Communication breakdowns can lead to missed milestones, small issues growing into big problems, and confusion among stakeholders. Maintaining clear and consistent communication is vital for keeping all stakeholders engaged and on the same page.

Clashing priorities

Stakeholders often come with different goals and priorities, which can sometimes conflict. Part of a project manager’s job is to mediate and smooth over any clashes in order to keep the project on track. Finding common ground and aligning stakeholder interests with project objectives requires skillful negotiation and compromise.

Power imbalances

Power dynamics play a significant role in stakeholder management. Senior stakeholders can sway the direction of a project and create unexpected delays. Recognising where delays like this might occur can help when scoping out a project timeline. 

Resistance to change

Some stakeholders may be resistant to adapt to the changes brought about by a project. Sometimes this can be due to fear of the unknown or comfort with the status quo. Addressing these fears and providing support during the transition can help.

Lack of equal effort

In some cases, certain stakeholders may not contribute equally to a project, though they stand to benefit from its success. This can create resentment among other stakeholders. 

No matter where you work or what your role is, it’s important to keep stakeholders happy. They could be external stakeholders like customers or a governing body, or internal stakeholders like your supervisor and your teammates. Good stakeholder management often comes down to open communication and establishing clear goals from the outset, whether they’re individual or for the whole organisation. 

FAQs 

What is a stakeholder and examples?

A stakeholder business definition is any individual, group or entity that has an interest in an organisation. Examples include:

  • employees, 
  • customers, 
  • suppliers,
  • creditors, 
  • shareholders, and 
  • community members.

What is the role of a stakeholder?

The role of a stakeholder changes depending on what they are a stakeholder in. For example, an employee is a stakeholder whose main role is to provide labour. A customer’s main role is to make purchases. A supplier’s main role is to provide resources. 

What are stakeholders in a project?

Stakeholders in a project are people or groups who have a vested interest in the project’s outcome. This includes the project team, sponsors, clients, suppliers and any party affected by or influencing the project.

What is a stakeholder vs shareholder?

A stakeholder is anyone with an interest in an organisation or company, while a shareholder specifically owns shares in a publicly traded company for investment purposes.
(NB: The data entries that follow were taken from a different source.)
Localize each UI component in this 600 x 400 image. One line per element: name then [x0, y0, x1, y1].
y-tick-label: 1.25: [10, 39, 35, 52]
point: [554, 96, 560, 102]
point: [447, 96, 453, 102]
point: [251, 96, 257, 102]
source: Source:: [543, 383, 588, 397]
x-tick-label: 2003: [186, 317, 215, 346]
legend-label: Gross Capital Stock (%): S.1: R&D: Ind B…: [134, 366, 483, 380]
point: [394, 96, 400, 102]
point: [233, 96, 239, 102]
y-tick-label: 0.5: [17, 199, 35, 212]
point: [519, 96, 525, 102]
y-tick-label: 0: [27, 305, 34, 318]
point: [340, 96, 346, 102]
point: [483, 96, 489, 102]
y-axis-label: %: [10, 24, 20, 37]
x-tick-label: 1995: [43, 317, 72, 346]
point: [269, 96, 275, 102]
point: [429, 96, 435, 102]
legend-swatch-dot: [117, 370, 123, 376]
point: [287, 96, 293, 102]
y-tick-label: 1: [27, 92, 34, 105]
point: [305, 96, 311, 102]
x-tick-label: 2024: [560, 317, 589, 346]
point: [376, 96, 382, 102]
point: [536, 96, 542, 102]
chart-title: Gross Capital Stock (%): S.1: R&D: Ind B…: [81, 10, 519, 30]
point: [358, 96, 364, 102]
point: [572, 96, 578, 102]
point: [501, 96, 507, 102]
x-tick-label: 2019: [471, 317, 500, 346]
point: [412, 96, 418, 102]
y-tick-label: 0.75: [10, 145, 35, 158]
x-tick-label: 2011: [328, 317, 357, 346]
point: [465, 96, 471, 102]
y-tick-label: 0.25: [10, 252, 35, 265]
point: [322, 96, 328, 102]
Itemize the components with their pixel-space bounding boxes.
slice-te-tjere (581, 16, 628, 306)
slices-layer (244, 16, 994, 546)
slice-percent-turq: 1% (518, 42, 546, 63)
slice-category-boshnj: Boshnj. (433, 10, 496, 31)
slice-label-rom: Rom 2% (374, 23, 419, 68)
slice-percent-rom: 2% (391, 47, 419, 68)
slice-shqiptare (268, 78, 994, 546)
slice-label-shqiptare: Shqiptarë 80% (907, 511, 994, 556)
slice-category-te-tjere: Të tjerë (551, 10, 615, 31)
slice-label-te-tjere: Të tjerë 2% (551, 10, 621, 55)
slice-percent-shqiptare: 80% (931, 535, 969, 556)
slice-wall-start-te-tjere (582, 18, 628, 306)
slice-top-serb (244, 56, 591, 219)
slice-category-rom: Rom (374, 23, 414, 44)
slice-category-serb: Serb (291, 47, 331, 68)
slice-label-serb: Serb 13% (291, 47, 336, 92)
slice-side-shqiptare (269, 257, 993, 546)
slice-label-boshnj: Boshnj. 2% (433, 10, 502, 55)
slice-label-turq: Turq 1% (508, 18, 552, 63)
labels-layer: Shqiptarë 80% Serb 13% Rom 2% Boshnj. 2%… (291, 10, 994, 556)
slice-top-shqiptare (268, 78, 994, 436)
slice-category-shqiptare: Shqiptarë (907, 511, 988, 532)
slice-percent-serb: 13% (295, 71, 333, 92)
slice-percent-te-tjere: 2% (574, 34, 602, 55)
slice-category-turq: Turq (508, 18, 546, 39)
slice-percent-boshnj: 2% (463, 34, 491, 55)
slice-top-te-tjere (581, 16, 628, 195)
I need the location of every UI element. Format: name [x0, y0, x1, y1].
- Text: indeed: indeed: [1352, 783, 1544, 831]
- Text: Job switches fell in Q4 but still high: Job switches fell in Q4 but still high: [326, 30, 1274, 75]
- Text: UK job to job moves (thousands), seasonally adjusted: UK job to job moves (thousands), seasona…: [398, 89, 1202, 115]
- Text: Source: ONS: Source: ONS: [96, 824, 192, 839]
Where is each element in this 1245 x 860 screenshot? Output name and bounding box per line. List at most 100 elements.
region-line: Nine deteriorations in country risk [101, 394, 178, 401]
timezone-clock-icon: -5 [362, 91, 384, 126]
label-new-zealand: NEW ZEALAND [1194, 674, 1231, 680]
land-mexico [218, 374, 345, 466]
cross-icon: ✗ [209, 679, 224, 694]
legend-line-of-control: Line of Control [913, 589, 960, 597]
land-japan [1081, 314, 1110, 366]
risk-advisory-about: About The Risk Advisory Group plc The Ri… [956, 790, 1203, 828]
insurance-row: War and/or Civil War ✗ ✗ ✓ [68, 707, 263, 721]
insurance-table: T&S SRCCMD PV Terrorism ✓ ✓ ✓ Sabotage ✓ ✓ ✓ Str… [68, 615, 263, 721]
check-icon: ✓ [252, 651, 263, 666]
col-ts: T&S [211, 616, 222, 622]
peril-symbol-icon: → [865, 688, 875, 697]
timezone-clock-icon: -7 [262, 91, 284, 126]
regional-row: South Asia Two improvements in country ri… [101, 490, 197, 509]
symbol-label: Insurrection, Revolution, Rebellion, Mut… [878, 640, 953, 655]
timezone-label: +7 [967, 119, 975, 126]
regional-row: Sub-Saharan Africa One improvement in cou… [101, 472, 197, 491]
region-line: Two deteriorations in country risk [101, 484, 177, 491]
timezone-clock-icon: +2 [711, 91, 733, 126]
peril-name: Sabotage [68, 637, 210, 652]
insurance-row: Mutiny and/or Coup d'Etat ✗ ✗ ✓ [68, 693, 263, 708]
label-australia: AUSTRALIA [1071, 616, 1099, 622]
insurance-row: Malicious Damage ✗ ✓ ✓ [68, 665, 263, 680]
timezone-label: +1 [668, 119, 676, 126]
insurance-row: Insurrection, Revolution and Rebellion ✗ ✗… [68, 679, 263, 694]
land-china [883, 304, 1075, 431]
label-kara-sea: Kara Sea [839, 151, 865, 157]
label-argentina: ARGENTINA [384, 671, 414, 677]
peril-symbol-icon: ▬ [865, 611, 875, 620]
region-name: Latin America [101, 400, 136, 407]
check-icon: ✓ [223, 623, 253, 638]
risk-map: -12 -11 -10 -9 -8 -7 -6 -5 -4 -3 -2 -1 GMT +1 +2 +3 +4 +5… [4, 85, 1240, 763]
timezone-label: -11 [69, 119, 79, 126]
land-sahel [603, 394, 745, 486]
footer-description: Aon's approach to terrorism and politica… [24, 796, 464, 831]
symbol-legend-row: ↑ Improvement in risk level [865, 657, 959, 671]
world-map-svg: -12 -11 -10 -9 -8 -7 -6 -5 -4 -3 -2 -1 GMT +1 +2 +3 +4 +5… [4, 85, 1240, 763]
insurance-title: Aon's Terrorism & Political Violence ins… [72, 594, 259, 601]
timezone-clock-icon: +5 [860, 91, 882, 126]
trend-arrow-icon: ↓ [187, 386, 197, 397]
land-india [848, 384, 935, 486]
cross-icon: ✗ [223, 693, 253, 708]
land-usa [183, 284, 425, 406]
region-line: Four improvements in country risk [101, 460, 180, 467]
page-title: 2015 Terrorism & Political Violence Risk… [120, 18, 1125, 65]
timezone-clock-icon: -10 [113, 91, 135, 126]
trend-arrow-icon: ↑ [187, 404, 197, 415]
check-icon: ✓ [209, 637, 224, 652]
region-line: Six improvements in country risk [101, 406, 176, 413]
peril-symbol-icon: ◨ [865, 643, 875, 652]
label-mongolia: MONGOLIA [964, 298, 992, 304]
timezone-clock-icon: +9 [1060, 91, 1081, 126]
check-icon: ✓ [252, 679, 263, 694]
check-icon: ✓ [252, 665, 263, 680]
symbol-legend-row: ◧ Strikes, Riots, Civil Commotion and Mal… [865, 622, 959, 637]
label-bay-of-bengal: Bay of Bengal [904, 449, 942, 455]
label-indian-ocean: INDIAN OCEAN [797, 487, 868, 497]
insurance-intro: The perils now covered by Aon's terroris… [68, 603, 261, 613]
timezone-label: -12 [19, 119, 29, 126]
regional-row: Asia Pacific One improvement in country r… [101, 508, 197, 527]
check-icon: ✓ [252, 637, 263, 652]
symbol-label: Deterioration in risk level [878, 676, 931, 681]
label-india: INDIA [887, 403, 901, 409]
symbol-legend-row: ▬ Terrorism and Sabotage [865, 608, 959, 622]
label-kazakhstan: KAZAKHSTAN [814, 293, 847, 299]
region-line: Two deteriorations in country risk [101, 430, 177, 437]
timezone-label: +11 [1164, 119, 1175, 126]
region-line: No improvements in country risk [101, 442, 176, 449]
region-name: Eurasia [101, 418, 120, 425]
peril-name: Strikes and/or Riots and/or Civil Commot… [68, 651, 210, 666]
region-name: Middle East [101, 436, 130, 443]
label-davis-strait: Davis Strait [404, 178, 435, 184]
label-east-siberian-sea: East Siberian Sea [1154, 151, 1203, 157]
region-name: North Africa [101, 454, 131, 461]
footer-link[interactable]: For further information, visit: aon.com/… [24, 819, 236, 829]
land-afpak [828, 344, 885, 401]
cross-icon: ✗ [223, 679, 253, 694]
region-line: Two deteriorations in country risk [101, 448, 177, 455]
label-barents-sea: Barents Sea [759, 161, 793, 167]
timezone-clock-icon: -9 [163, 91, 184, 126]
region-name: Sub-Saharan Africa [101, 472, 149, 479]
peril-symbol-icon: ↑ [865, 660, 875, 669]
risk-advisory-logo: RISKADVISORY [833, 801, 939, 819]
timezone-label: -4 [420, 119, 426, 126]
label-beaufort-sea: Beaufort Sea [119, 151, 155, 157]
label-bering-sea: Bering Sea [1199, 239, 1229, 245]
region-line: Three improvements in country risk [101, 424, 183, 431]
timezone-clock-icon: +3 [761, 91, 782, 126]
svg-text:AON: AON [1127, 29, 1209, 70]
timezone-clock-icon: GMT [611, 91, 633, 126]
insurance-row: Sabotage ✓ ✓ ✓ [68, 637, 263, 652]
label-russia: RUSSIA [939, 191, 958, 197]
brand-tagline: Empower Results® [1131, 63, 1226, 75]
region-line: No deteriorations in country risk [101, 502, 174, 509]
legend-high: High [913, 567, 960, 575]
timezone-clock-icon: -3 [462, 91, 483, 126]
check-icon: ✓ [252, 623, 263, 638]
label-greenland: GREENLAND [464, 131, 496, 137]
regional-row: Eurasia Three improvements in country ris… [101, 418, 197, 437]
All shareholders are stakeholders, but not all stakeholders are shareholders.  

What is the role of stakeholders in project management?

In project management, stakeholders play a crucial role in defining project goals and influencing decision-making. Different stakeholders have different roles, including: the project manager, team members working on the project, any legal team overseeing the project, any client, supplier, or third-party involved in the project.  

How do stakeholders affect decision-making?

Stakeholders affect decision-making by:

  • providing input, 
  • expressing concerns, or 
  • exerting their influence.

Are employees considered stakeholders?

Yes, employees are considered stakeholders as they are directly affected by the organisation’s success and contribute to its performance and to reaching its goals.

How do you engage with stakeholders effectively?

To engage with stakeholders effectively, maintain clear and consistent communication, understand their needs and interests, involve them in decision-making processes and manage expectations through open communication.

What happens when stakeholders are not considered in a project?

When stakeholders are not considered in a project, it can lead to:

  • conflicts, 
  • missed requirements, 
  • resistance to change, 
  • project delays, and 
  • failure to achieve the desired outcomes of the project.